I have no delusions about my talents. I am not the greatest artist or photographer who ever lived; not even close. I am not an accomplished literary critic, I am certainly not the most amazing gardener (just ask my last boss, bless 'im, at the greenhouse), and I am definitely not a culinary wiz (I just learned how to make a creamy rue....what's that? Exactly, I'm still not quite sure).
Seriously, I’m just me. I like to read, garden and eat. I also love and have always loved to write. Because these are things I love about life, I want to celebrate them. I am one person, a mother, a writer, a befuddled partner, and a klutz, with one mission, one goal to post an essay every 2 weeks or once a month for a year about living as fully and meaningfully as possible. Feel free to contact me at anytime. I would love to hear comments, annonymous or otherwise. Of course, feel free to send me your own essays related to food, plants or books, I promise to post them or offer feedback to help you get them polished. I was the director of The Seacoast Writers' Circle in Portsmouth, New Hampshire for three years and founder of a writing studio called The Workshop which ran for about a year, so, I have experience working intimately with other writers. The truth is, I am not convinced that this blog will even be read. I am not good at social networking and, like Dickinson when it comes to writing (not music or friendship) often prefer the simplicity of solitude to audience.
Alas, my dad once told me—well, actually told me a few weeks ago after I called him—that every person feels the need to discover a signature and to leave their mark whether it be through a child, a career, a work of art. How similar an idea to Emerson and Stanley. He said: whether one person is affected by what you leave behind or ten, leaving it is what really counts. So, here goes.
~
2. Let me recommend this micro-batch if you can get your hands on it brewed by the non-local, but, classic brewing company who makes a summer brew to rival most. This particular flavor was found in a package store and is brewed with both cinnamon and dark chocolate with a provacative title that reminds me of some wild western saloon or swashbuckling pirate's adventure {oh my}.

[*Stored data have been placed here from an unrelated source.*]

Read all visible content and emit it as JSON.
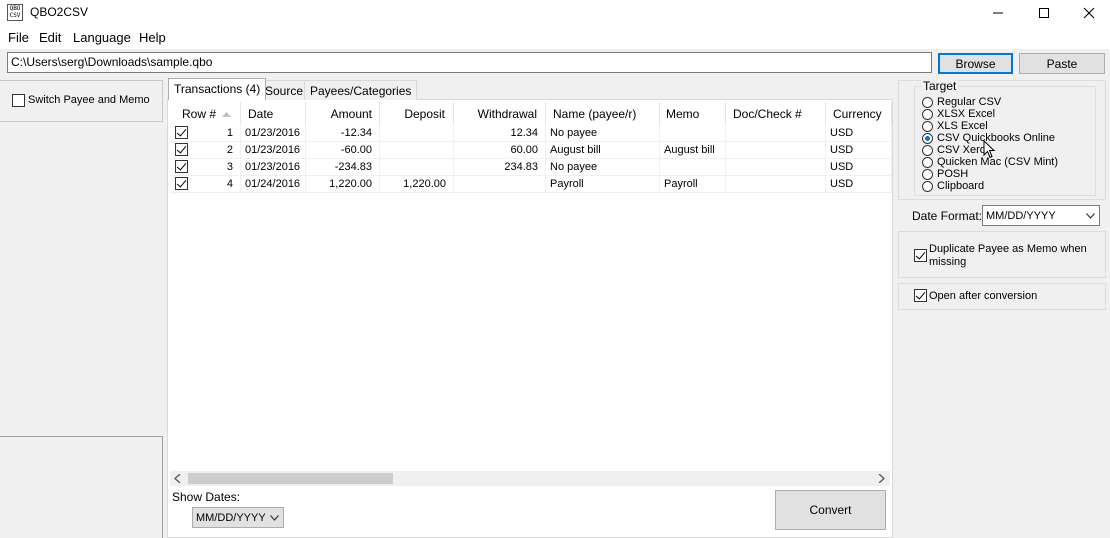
{
  "window": {
    "title": "QBO2CSV",
    "icon_text": "QBO\nCSV",
    "minimize": "—",
    "maximize": "☐",
    "close": "✕"
  },
  "menu": [
    "File",
    "Edit",
    "Language",
    "Help"
  ],
  "path": {
    "value": "C:\\Users\\serg\\Downloads\\sample.qbo",
    "browse_label": "Browse",
    "paste_label": "Paste"
  },
  "left": {
    "switch_label": "Switch Payee and Memo",
    "switch_checked": false
  },
  "tabs": [
    {
      "label": "Transactions (4)",
      "active": true
    },
    {
      "label": "Source",
      "active": false
    },
    {
      "label": "Payees/Categories",
      "active": false
    }
  ],
  "table": {
    "columns": [
      "Row #",
      "Date",
      "Amount",
      "Deposit",
      "Withdrawal",
      "Name (payee/r)",
      "Memo",
      "Doc/Check #",
      "Currency"
    ],
    "rows": [
      {
        "checked": true,
        "row": "1",
        "date": "01/23/2016",
        "amount": "-12.34",
        "deposit": "",
        "withdrawal": "12.34",
        "name": "No payee",
        "memo": "",
        "doc": "",
        "currency": "USD"
      },
      {
        "checked": true,
        "row": "2",
        "date": "01/23/2016",
        "amount": "-60.00",
        "deposit": "",
        "withdrawal": "60.00",
        "name": "August bill",
        "memo": "August bill",
        "doc": "",
        "currency": "USD"
      },
      {
        "checked": true,
        "row": "3",
        "date": "01/23/2016",
        "amount": "-234.83",
        "deposit": "",
        "withdrawal": "234.83",
        "name": "No payee",
        "memo": "",
        "doc": "",
        "currency": "USD"
      },
      {
        "checked": true,
        "row": "4",
        "date": "01/24/2016",
        "amount": "1,220.00",
        "deposit": "1,220.00",
        "withdrawal": "",
        "name": "Payroll",
        "memo": "Payroll",
        "doc": "",
        "currency": "USD"
      }
    ]
  },
  "bottom": {
    "show_dates_label": "Show Dates:",
    "show_dates_value": "MM/DD/YYYY",
    "convert_label": "Convert"
  },
  "target": {
    "legend": "Target",
    "options": [
      {
        "label": "Regular CSV",
        "selected": false
      },
      {
        "label": "XLSX Excel",
        "selected": false
      },
      {
        "label": "XLS Excel",
        "selected": false
      },
      {
        "label": "CSV Quickbooks Online",
        "selected": true
      },
      {
        "label": "CSV Xero",
        "selected": false
      },
      {
        "label": "Quicken Mac (CSV Mint)",
        "selected": false
      },
      {
        "label": "POSH",
        "selected": false
      },
      {
        "label": "Clipboard",
        "selected": false
      }
    ],
    "date_format_label": "Date Format:",
    "date_format_value": "MM/DD/YYYY"
  },
  "options": {
    "duplicate_label": "Duplicate Payee as Memo when missing",
    "duplicate_checked": true,
    "open_after_label": "Open after conversion",
    "open_after_checked": true
  }
}
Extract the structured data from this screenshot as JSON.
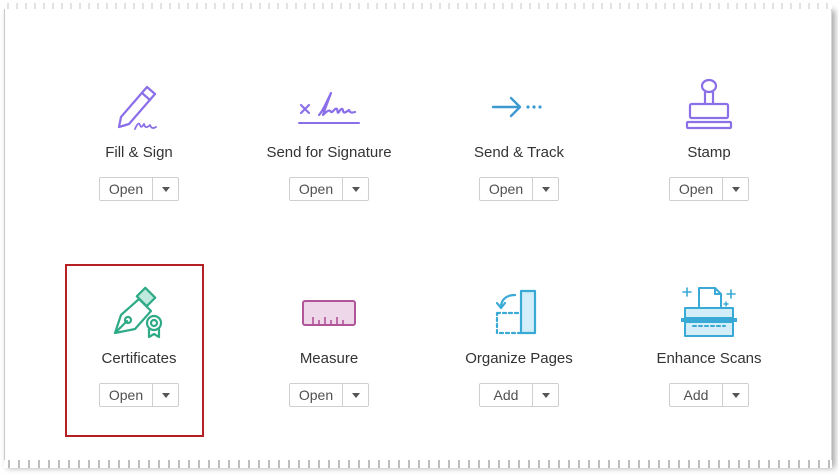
{
  "tools": [
    {
      "name": "Fill & Sign",
      "action": "Open",
      "icon": "fill-sign-icon"
    },
    {
      "name": "Send for Signature",
      "action": "Open",
      "icon": "send-for-signature-icon"
    },
    {
      "name": "Send & Track",
      "action": "Open",
      "icon": "send-track-icon"
    },
    {
      "name": "Stamp",
      "action": "Open",
      "icon": "stamp-icon"
    },
    {
      "name": "Certificates",
      "action": "Open",
      "icon": "certificates-icon"
    },
    {
      "name": "Measure",
      "action": "Open",
      "icon": "measure-icon"
    },
    {
      "name": "Organize Pages",
      "action": "Add",
      "icon": "organize-pages-icon"
    },
    {
      "name": "Enhance Scans",
      "action": "Add",
      "icon": "enhance-scans-icon"
    }
  ],
  "colors": {
    "purple": "#8a6fe8",
    "blue": "#3d9ad1",
    "green": "#2eaa86",
    "pink": "#b0559a",
    "cyan": "#39a9d6",
    "highlight": "#b62024"
  }
}
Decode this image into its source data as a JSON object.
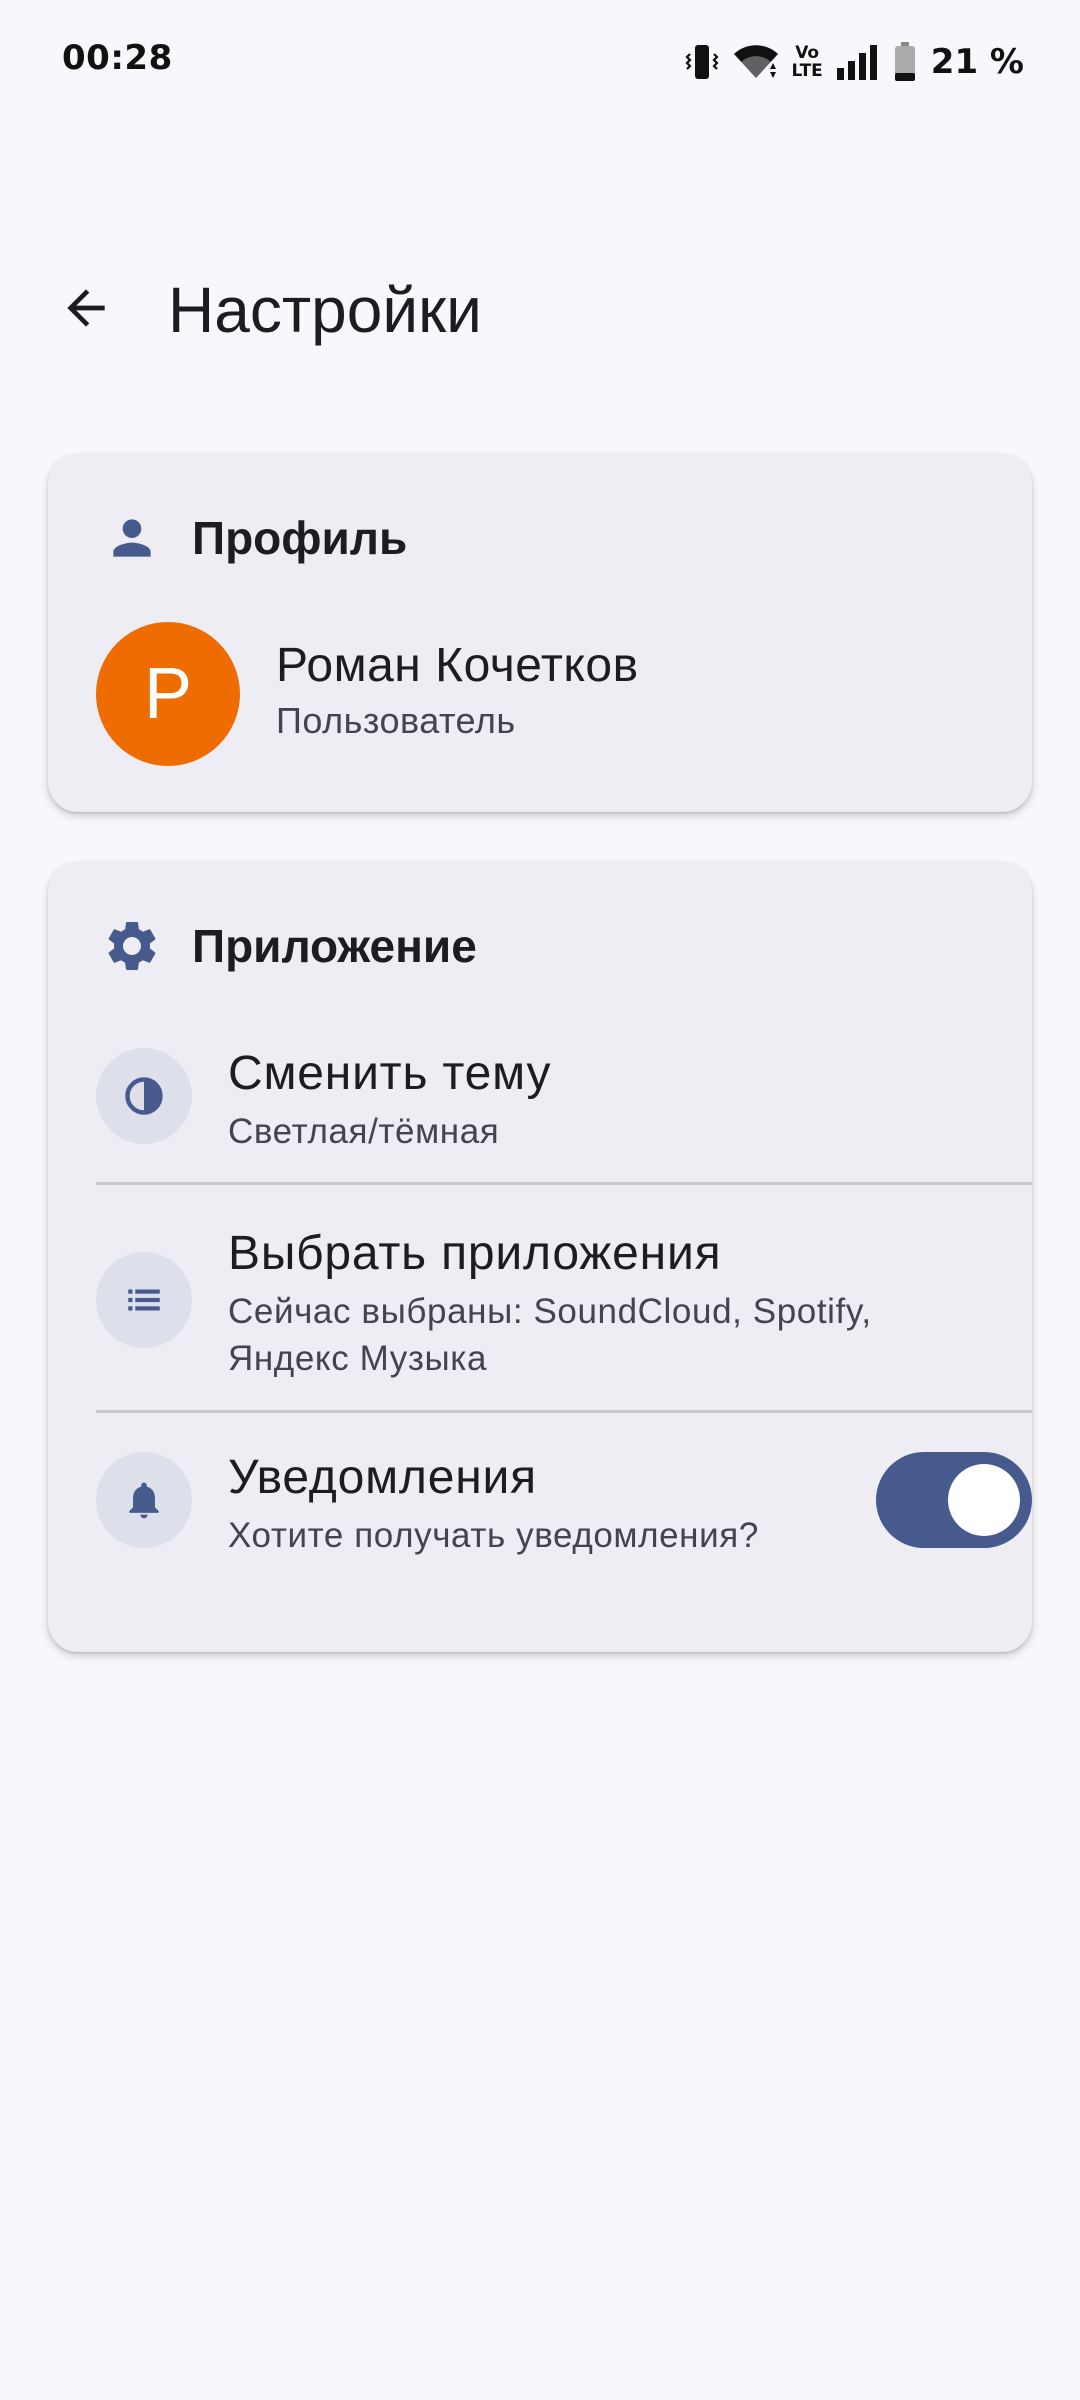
{
  "status_bar": {
    "time": "00:28",
    "icons": [
      "vibrate-icon",
      "wifi-icon",
      "volte-icon",
      "signal-icon",
      "battery-icon"
    ],
    "volte_top": "Vo",
    "volte_bottom": "LTE",
    "battery": "21 %"
  },
  "app_bar": {
    "back_icon": "arrow-back-icon",
    "title": "Настройки"
  },
  "profile_card": {
    "header_icon": "person-icon",
    "header": "Профиль",
    "avatar_letter": "Р",
    "name": "Роман Кочетков",
    "role": "Пользователь"
  },
  "app_card": {
    "header_icon": "gear-icon",
    "header": "Приложение",
    "items": [
      {
        "icon": "contrast-icon",
        "title": "Сменить тему",
        "subtitle": "Светлая/тёмная"
      },
      {
        "icon": "list-icon",
        "title": "Выбрать приложения",
        "subtitle_line1": "Сейчас выбраны: SoundCloud, Spotify,",
        "subtitle_line2": "Яндекс Музыка"
      },
      {
        "icon": "bell-icon",
        "title": "Уведомления",
        "subtitle": "Хотите получать уведомления?",
        "toggle_on": true
      }
    ]
  },
  "colors": {
    "background": "#f7f7fc",
    "card": "#eeedf3",
    "accent": "#465a8e",
    "avatar": "#ef6c00",
    "icon_circle": "#dddfeb"
  }
}
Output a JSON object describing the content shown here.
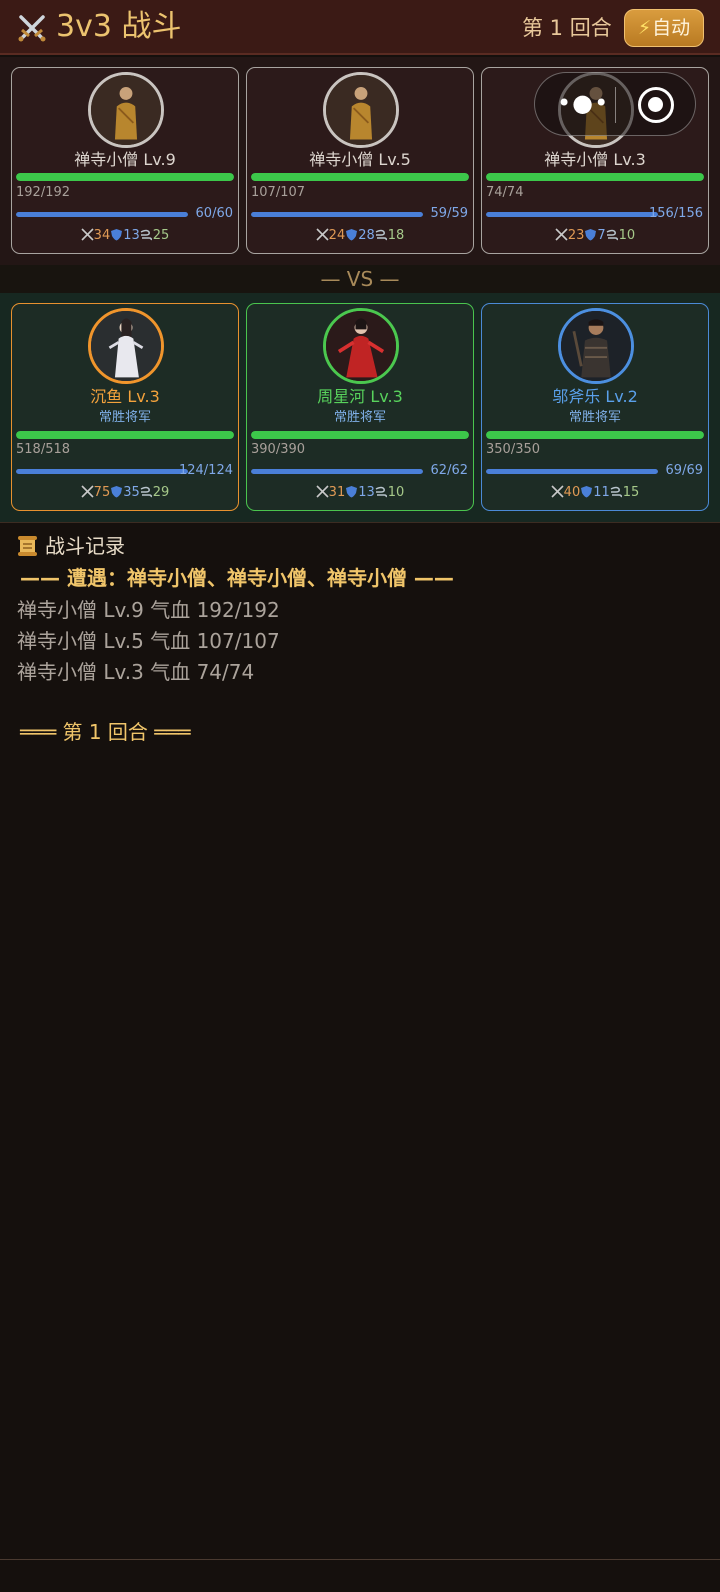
{
  "header": {
    "title": "3v3 战斗",
    "round_label": "第 1 回合",
    "auto_button": "自动"
  },
  "vs_label": "— VS —",
  "enemies": [
    {
      "name": "禅寺小僧 Lv.9",
      "hp_text": "192/192",
      "hp_fraction": 1.0,
      "mp_text": "60/60",
      "mp_fraction": 1.0,
      "atk": "34",
      "def": "13",
      "spd": "25"
    },
    {
      "name": "禅寺小僧 Lv.5",
      "hp_text": "107/107",
      "hp_fraction": 1.0,
      "mp_text": "59/59",
      "mp_fraction": 1.0,
      "atk": "24",
      "def": "28",
      "spd": "18"
    },
    {
      "name": "禅寺小僧 Lv.3",
      "hp_text": "74/74",
      "hp_fraction": 1.0,
      "mp_text": "156/156",
      "mp_fraction": 1.0,
      "atk": "23",
      "def": "7",
      "spd": "10"
    }
  ],
  "allies": [
    {
      "name": "沉鱼 Lv.3",
      "subtitle": "常胜将军",
      "hp_text": "518/518",
      "hp_fraction": 1.0,
      "mp_text": "124/124",
      "mp_fraction": 1.0,
      "atk": "75",
      "def": "35",
      "spd": "29",
      "accent": "#e7912f"
    },
    {
      "name": "周星河 Lv.3",
      "subtitle": "常胜将军",
      "hp_text": "390/390",
      "hp_fraction": 1.0,
      "mp_text": "62/62",
      "mp_fraction": 1.0,
      "atk": "31",
      "def": "13",
      "spd": "10",
      "accent": "#4ac44e"
    },
    {
      "name": "邬斧乐 Lv.2",
      "subtitle": "常胜将军",
      "hp_text": "350/350",
      "hp_fraction": 1.0,
      "mp_text": "69/69",
      "mp_fraction": 1.0,
      "atk": "40",
      "def": "11",
      "spd": "15",
      "accent": "#4b8ad6"
    }
  ],
  "log": {
    "title": "战斗记录",
    "encounter": "—— 遭遇：禅寺小僧、禅寺小僧、禅寺小僧 ——",
    "lines": [
      "禅寺小僧 Lv.9 气血 192/192",
      "禅寺小僧 Lv.5 气血 107/107",
      "禅寺小僧 Lv.3 气血 74/74"
    ],
    "round_marker": "═══ 第 1 回合 ═══"
  },
  "icons": {
    "title": "crossed-swords-icon",
    "auto": "lightning-icon",
    "attack": "sword-icon",
    "defense": "shield-icon",
    "speed": "wind-icon",
    "log": "scroll-icon",
    "capsule_more": "more-dots-icon",
    "capsule_close": "target-circle-icon"
  },
  "colors": {
    "hp": "#3cc84a",
    "mp": "#4a7fd8",
    "gold": "#ecc36f"
  }
}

3. I recently lost my house to the economy and gave up a career in radio for the more practical science. As a newly minted science student, I love my classes, but, feel the sting (nostalgia?) for my deeper loves. While I am spending most of my time learning calculus for scientists and engineers (gulp) or atomic structures to gaze at the universe in wonder, this blog may be what I need to nurture my literary roots.